7 Eylül 2010 Salı

Ahmet Altan - Diyarbakır’da bir başbakan...

KUM SAATİ 04.09.2010





Musa Anter’i öldürten devletten, Diyarbakır’da “Ape Musa’nın acısını unutmadık” diyen başbakana...



Uzun ve kanlı bir yoldan geçti Türkiye.



Devlet, baskının her türünü denedi Kürt meselesini “demokratik” yollardan çözmemek için.



Sonunda devletin en azından bir bölümü bu meselenin silahla çözülemeyeceğini keşfetti.

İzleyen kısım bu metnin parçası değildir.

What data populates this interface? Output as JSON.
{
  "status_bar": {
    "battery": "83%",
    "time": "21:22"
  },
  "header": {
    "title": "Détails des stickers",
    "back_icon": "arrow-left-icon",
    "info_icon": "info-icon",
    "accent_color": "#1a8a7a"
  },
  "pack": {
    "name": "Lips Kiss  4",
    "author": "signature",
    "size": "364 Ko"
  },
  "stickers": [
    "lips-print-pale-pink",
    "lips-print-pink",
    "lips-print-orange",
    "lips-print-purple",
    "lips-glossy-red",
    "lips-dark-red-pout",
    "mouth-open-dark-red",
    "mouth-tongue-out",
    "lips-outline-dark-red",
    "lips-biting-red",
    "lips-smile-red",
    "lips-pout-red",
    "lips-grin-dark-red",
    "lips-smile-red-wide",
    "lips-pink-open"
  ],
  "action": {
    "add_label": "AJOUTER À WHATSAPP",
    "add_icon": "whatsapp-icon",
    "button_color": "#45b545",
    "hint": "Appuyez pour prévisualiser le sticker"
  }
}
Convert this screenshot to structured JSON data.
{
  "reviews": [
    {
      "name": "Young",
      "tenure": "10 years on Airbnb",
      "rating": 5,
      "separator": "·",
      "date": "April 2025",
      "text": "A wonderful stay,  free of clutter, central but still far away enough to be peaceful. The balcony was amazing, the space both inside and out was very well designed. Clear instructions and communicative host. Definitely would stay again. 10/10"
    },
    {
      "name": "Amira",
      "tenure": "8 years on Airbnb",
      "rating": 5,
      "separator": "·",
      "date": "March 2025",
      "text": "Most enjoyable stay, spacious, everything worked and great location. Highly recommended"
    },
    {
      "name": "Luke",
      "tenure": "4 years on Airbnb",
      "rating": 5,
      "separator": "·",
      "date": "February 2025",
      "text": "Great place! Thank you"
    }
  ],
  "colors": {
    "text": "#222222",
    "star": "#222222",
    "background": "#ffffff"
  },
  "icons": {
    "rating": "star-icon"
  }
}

Şimdi “silahsız” bir çözüm aranıyor.



Ve, “silahlı bir çözümsüzlükten”, “silahsız bir çözüme” geçmenin zorlukları ortaya çıkıyor.



İşin en zorlu noktasındayız.



Bu savaşın bitmesi gerektiğini herkes biliyor.



Ama herkes bu savaşın “kendi istediği” gibi bitmesini arzuluyor.



Yirmi beş yıl süren bir savaştan sonra “zaferi kazanamamış” olmak “iki tarafın” da kalbini kırıyor çünkü.



Bir zafer arıyor iki taraf da.



“Ben yendim” diyebilmek istiyor.



Bunu diyemeyeceklerini kabul etmek Türkler için de Kürtler için de çok zor gözüküyor bu aşamada.



“Büyük hastalıklarla” karşılaşanların geçtiği o bilinen aşamalardan biri bu, “inkâr” dönemi.



“Zaferi silahla” kazanamayacağı gerçeğini iki taraf da kabullenemiyor.



Bu, meydan okumaları, tehditleri artırıyor.



Bir yandan barışı arıyoruz, bir yandan birbirimizi tehdit ediyoruz.



Herkes inanılmaz biçimde alıngan.



Barış için atılan her adım, “biz yenildik mi yani” sorusunu sorduruyor, “hayır yenilmedik” diyebilmek için de hemen sesler ve tehditler yükseltiliyor.



Barışma mecburiyeti ile savaşı kazanamamış olma gerçeği sıkıştırıyor insanların ruhunu.



Bu sıkışmışlığı alabildiğine sömüren ırkçı nutuklar da arka arkaya patlıyor.



Dün Başbakan Erdoğan Diyarbakır’da konuşurken, “iki taraftan” da oy isteyen “tek parti” olmanın bütün sıkıntılarını çekiyordu.



Kürtlerin kalbini kazanmak için söyleyeceği her söz, vereceği her vaat, CHP ve MHP’nin “Başbakan Türkiye’yi bölüyor, PKK ile pazarlık ediyor” bağırtılarına yol açacaktı, Türkleri yatıştırmak için söyleyeceği her söz de Kürt politikacılarının “Başbakan Kürtleri satıyor” demelerine altlık hazırlayacaktı.



Erdoğan, sanırım Diyarbakır konuşmasını “hasarsız” atlatmaya özen gösterdi.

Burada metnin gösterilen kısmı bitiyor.